In some cases, it goes further.

“Some providers have conditioned vehicle sales on the purchase of insurance from affiliated intermediaries,” he said.

This directly violates the customer’s right to choose — a right many are not aware of.

MIS-SELLING ONLINE IS REAL TOO

It is not just dealerships.

“Dealerships are the most visible offenders, but limiting the conversation to them lets every other channel off too lightly,” Vijayvergia said.

Online platforms also influence decisions.

“Aggregator platforms have introduced pre-ticked add-ons, non-equivalent IDV comparisons, and ‘recommended’ options that maximise revenue rather than coverage quality,” he said.

Even social media plays a role.

“Influencers often exaggerate the value of products or provide incorrect information, with little accountability,” he added.

WHAT IS NOT TOLD IS WHAT MATTERS MOST

The biggest issue is not what is said, but what is not.

“Non-disclosure is where mis-selling does its quietest and most lasting damage,” Vijayvergia said.

Exclusions are rarely explained.

“Engine damage due to water ingression is a standard exclusion. Most customers never hear this,” he said.

Depreciation is another shock.

“At claim time, customers may bear 30–50% of parts cost,” he said.
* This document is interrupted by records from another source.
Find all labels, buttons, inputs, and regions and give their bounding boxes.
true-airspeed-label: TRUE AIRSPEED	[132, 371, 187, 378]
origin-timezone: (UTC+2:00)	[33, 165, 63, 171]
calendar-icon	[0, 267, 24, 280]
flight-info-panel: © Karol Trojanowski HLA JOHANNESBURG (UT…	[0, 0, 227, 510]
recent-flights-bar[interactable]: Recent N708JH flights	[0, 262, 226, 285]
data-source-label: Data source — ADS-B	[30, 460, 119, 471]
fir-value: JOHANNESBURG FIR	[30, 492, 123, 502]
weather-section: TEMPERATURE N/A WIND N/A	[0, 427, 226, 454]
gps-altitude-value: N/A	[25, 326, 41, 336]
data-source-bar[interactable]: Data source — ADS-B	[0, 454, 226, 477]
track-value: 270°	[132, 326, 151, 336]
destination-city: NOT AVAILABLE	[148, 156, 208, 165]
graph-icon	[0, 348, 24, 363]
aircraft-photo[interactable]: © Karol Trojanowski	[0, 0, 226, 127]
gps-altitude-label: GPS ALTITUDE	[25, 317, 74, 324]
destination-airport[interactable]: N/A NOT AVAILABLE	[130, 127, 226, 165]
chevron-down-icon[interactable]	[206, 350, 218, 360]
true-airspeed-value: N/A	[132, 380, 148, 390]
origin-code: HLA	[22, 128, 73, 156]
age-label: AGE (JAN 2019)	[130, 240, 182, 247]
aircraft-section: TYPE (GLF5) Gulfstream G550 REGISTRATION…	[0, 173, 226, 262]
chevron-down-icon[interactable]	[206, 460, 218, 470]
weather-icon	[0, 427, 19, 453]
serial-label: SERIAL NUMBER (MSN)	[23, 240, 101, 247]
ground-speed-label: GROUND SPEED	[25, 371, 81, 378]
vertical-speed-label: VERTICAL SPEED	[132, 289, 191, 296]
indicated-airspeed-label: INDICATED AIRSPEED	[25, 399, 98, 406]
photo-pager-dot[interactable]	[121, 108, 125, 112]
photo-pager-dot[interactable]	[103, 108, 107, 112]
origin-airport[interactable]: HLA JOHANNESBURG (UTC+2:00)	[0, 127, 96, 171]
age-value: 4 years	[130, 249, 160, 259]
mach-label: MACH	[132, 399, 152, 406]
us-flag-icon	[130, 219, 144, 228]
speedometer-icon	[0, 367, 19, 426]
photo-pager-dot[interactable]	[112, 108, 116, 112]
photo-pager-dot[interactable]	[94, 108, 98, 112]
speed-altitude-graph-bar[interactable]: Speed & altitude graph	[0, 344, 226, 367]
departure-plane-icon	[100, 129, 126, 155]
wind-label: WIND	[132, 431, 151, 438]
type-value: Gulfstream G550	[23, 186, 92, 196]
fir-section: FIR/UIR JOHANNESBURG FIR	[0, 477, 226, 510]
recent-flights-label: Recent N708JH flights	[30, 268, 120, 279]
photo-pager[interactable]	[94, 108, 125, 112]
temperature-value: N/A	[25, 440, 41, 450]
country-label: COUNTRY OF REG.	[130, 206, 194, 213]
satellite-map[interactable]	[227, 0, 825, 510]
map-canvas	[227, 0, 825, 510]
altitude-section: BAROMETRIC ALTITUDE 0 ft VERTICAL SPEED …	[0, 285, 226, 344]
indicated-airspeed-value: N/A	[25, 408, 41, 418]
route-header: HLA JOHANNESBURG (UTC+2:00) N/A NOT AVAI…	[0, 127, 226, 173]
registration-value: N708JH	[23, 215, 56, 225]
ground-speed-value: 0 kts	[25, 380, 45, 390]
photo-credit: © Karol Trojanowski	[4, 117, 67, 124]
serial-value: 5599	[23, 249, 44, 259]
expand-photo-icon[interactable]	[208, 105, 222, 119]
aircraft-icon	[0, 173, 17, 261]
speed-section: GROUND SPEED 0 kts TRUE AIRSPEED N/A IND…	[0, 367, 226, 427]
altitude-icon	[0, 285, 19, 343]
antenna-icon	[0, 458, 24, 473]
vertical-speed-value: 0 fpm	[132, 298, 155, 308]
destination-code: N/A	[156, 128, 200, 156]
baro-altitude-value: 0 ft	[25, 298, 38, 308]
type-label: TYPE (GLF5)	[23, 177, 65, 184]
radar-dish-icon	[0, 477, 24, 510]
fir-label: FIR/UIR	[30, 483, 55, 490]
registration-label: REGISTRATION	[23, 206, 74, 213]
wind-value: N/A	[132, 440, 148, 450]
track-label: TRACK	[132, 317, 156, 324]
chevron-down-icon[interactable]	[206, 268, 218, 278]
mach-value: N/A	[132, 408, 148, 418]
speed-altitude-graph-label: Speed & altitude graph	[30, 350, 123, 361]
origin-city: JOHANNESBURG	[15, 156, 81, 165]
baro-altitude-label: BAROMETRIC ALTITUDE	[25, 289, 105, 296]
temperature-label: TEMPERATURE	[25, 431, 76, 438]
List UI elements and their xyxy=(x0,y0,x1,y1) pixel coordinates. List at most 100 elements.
Even basic rights go unmentioned.

“The free-look period — the right to review and return the policy within 15 days — is almost never mentioned,” he said.

THE NCB GAP

The No Claim Bonus is one of the most valuable benefits — and one of the most ignored.

“NCB belongs to the policyholder, not the vehicle,” Vijayvergia said.
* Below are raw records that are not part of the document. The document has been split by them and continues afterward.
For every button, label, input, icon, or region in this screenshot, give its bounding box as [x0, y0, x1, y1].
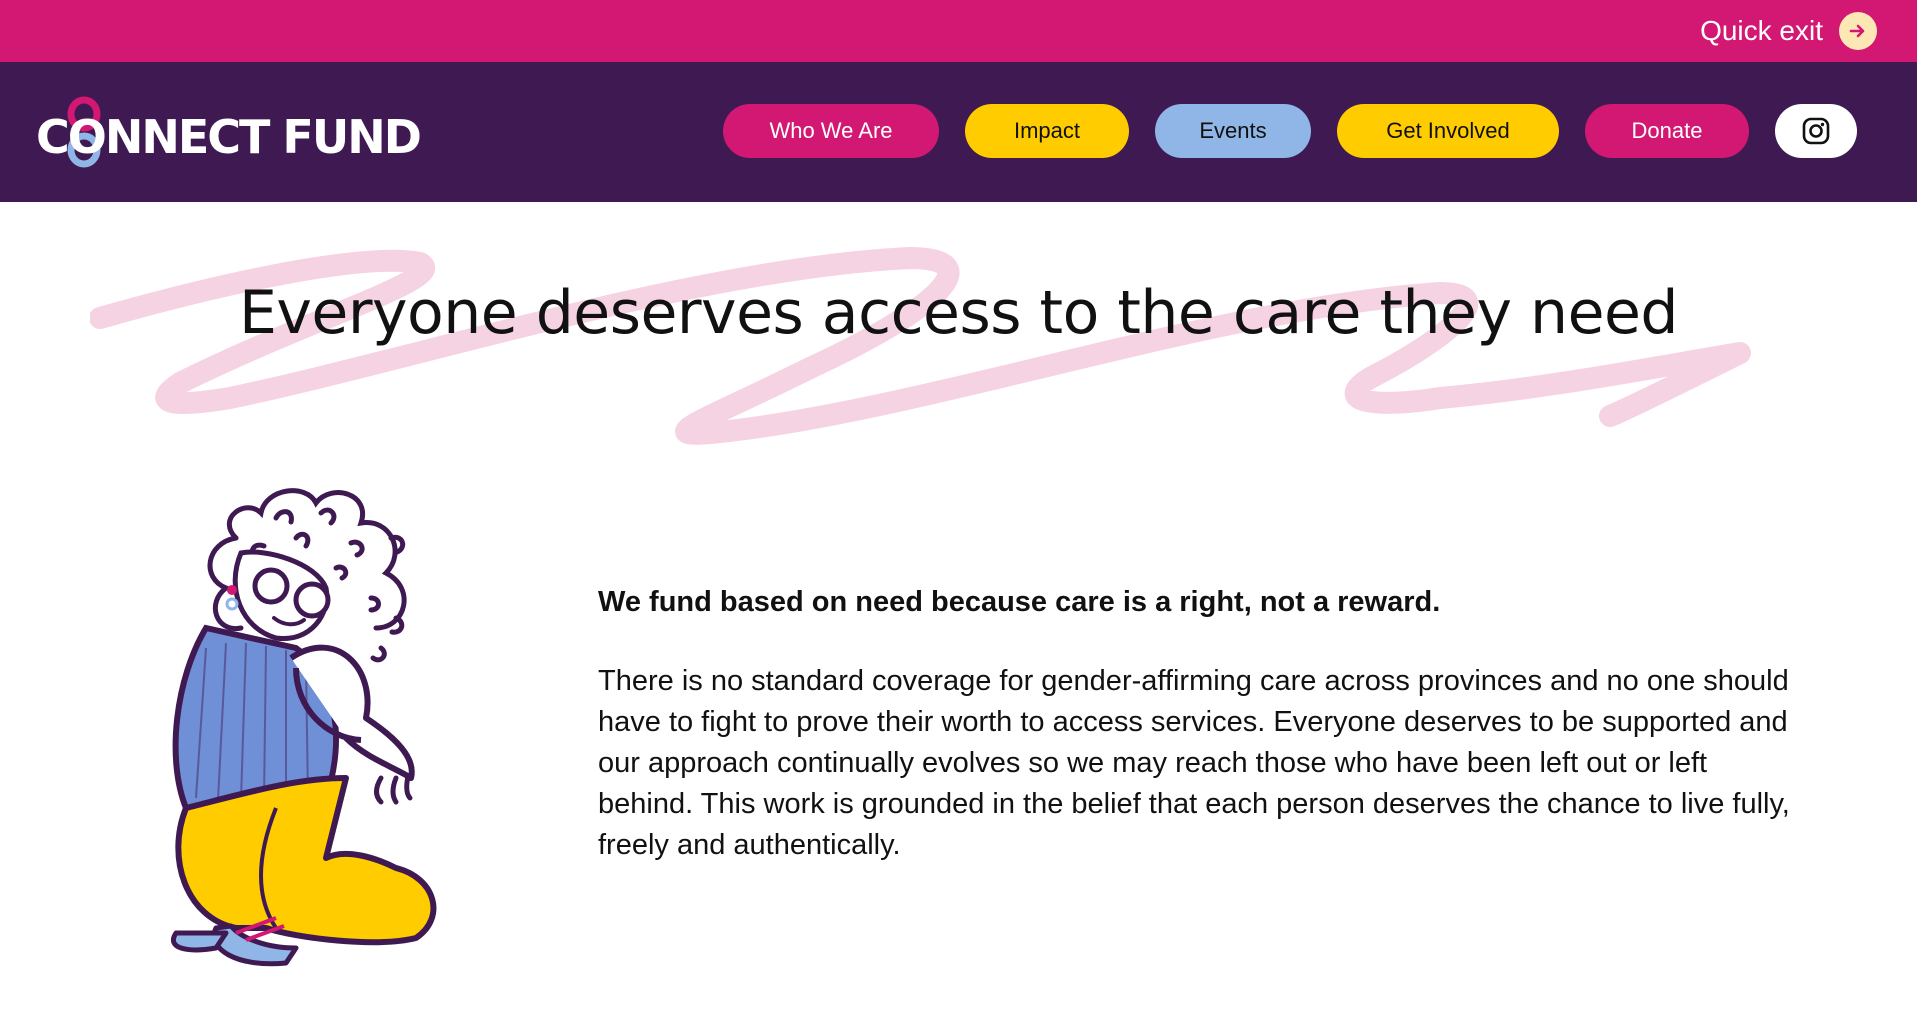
arrow-right-icon [1839, 12, 1877, 50]
quick-exit-label: Quick exit [1700, 15, 1823, 46]
quick-exit-button[interactable]: Quick exit [1700, 12, 1877, 50]
page-headline: Everyone deserves access to the care the… [238, 278, 1679, 348]
nav-get-involved[interactable]: Get Involved [1337, 104, 1559, 158]
nav-menu: Who We Are Impact Events Get Involved Do… [723, 104, 1857, 158]
top-bar: Quick exit [0, 0, 1917, 62]
main-navigation: CONNECT FUND Who We Are Impact Events Ge… [0, 62, 1917, 202]
instagram-icon [1802, 117, 1830, 145]
connect-fund-logo[interactable]: CONNECT FUND [36, 92, 422, 172]
nav-impact[interactable]: Impact [965, 104, 1129, 158]
nav-who-we-are[interactable]: Who We Are [723, 104, 939, 158]
nav-events[interactable]: Events [1155, 104, 1311, 158]
main-content: We fund based on need because care is a … [598, 586, 1798, 866]
nav-donate[interactable]: Donate [1585, 104, 1749, 158]
person-illustration [171, 488, 437, 967]
body-paragraph: There is no standard coverage for gender… [598, 665, 1790, 861]
logo-wordmark: CONNECT FUND [36, 110, 422, 164]
instagram-button[interactable] [1775, 104, 1857, 158]
lead-statement: We fund based on need because care is a … [598, 586, 1441, 618]
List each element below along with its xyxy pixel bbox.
If not transferred, it simply lapses.

“Customers end up paying a premium they had already earned the right to discount,” he explained.

RENEWAL: THE MOST MISSED RISK

Mis-selling does not stop after purchase.
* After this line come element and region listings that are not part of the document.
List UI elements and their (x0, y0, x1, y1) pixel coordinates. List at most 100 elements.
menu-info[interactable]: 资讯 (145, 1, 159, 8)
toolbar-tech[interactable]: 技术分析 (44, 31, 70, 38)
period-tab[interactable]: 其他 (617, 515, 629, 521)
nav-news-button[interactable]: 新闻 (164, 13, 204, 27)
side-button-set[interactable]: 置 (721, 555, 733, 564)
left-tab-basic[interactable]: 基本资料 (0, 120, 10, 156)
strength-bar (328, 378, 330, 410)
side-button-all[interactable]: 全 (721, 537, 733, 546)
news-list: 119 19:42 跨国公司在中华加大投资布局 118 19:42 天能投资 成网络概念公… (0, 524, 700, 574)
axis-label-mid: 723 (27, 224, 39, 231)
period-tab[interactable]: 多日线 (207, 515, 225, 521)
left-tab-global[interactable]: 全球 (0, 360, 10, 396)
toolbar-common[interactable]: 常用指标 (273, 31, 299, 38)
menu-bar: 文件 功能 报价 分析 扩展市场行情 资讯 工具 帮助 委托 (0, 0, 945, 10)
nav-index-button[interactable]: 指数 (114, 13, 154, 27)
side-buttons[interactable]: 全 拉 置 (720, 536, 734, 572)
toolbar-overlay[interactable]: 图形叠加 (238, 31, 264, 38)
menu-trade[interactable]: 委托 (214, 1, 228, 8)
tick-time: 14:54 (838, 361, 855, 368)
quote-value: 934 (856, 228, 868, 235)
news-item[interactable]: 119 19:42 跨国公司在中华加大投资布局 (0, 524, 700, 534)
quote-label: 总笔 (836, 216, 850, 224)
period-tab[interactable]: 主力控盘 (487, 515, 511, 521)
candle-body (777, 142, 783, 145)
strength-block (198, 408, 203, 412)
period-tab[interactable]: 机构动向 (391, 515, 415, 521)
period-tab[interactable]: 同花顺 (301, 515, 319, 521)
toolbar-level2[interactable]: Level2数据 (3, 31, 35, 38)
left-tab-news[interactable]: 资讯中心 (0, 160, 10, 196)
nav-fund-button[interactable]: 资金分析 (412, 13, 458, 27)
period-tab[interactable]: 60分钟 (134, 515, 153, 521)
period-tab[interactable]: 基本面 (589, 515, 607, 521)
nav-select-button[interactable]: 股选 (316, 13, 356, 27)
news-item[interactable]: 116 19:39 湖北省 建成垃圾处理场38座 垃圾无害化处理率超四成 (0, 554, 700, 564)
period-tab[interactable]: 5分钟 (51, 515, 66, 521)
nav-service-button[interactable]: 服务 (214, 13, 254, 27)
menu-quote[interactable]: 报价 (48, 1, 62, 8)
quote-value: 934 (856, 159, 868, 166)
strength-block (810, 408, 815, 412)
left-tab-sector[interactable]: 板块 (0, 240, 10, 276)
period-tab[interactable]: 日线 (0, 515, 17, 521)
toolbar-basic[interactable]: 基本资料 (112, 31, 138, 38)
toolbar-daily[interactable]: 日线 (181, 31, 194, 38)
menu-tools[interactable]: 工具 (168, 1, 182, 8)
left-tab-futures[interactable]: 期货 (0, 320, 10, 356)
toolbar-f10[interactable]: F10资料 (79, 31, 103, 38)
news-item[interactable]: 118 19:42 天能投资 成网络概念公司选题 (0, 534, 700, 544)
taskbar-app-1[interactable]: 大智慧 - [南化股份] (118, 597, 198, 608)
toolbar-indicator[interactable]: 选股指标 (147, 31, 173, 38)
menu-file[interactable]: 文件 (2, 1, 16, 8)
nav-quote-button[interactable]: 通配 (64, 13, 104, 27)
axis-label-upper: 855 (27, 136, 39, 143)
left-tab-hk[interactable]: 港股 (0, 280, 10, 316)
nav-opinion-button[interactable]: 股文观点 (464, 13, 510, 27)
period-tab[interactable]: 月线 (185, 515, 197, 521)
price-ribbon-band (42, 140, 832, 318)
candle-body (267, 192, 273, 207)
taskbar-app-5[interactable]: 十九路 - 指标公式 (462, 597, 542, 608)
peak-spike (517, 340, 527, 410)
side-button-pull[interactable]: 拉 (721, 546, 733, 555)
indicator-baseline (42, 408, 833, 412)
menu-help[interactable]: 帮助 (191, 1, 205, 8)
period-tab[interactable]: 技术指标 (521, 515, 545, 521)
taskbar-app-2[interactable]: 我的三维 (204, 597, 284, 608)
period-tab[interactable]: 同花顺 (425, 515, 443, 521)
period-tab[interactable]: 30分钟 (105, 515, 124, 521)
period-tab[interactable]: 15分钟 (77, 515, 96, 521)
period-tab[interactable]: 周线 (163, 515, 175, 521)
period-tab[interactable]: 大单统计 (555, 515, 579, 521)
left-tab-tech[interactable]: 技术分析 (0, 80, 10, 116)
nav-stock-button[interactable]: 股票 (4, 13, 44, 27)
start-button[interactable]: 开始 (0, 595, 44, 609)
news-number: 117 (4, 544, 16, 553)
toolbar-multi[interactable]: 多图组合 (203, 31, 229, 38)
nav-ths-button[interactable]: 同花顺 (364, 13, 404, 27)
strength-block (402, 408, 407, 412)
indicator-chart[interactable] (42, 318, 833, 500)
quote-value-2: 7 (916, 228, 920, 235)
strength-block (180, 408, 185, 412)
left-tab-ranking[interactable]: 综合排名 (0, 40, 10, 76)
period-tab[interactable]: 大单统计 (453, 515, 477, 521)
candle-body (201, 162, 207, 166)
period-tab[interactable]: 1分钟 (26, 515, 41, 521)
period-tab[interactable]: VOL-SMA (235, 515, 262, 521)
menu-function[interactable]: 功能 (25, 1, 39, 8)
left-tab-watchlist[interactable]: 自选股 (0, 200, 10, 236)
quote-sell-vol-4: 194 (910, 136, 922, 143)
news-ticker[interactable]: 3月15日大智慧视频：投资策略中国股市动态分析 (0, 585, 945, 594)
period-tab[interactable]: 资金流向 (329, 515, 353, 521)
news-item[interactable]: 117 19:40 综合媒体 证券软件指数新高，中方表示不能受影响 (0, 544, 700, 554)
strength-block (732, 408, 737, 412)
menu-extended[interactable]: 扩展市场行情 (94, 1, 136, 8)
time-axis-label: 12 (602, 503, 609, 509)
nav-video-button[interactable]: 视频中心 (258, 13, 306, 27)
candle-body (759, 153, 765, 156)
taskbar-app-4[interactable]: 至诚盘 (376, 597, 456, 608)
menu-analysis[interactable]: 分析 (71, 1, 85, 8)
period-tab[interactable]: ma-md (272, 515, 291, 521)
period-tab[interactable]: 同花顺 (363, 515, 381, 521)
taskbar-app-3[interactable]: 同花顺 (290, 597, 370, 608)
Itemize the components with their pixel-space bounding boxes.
“Renewal is the most underestimated moment of risk,” Vijayvergia said.

Add-ons may disappear quietly.

“Customers renew a materially inferior policy at a slightly lower premium and consider it a good decision,” he said.

NCB can also be lost.

“If renewal is delayed beyond 90 days, the accumulated NCB resets to zero,” he said.

THE COST OF MIS-SELLING SHOWS UP AT CLAIM TIME

The impact becomes clear only when a claim is filed.

“The most common outcome is partial settlement,” Vijayvergia said.

Customers expect full reimbursement but receive much less.

“The customer experiences this as betrayal. It is often the product of mis-selling at the point of sale,” he said.

Outright rejection is another outcome.

“Water damage, undeclared modifications, or exclusions customers didn’t know about can lead to claim rejection,” he said.

THE DATA POINTS TO A BIGGER PROBLEM

The scale of the issue is significant.

“Motor insurance complaints accounted for over 26% of total insurance complaints in FY 2023–24,” Vijayvergia said.

The Insurance Ombudsman received over 10,000 complaints in recent years.

And complaints are rising.

“Insurance complaints rose 45% in a single quarter in 2025,” he said.

Behind this is a large and growing market.

“The motor insurance market is expected to grow from USD 9.37 billion in 2025 to USD 10.23 billion in 2026,” he added.

WHY MIS-SELLING CONTINUES

The answer lies in incentives.

“Commissions on new private car insurance policies ranged from 25% to 57%,” Vijayvergia said.

This creates a system where the policy that pays more is prioritised.

“It persists because the system rewards the seller, not the buyer,” he said.

WHAT YOU CAN DO TO AVOID BEING MIS-SOLD

While the system may be flawed, customers can still take steps to protect themselves.

“Start with IDV. Verify it reflects your car’s actual market value,” Vijayvergia said.

“Read the exclusion list. If it is not explained to you, that itself is a signal,” he added.

Check add-ons carefully.

“An add-on you don’t understand is almost certainly an add-on you didn’t choose,” he said.

Track your NCB.

“NCB belongs to you and can be transferred,” he said.

And most importantly, separate decisions.

“You have the legal right to buy insurance from any insurer. The dealer cannot make it mandatory,” he said.

Motor insurance mis-selling does not happen in one moment. It happens in small ways — through what is said, what is not said, and what is quietly changed.

Motor insurance may look simple when you buy it, but the real story is often hidden in the details — and by the time those details matter, the decision has already been made.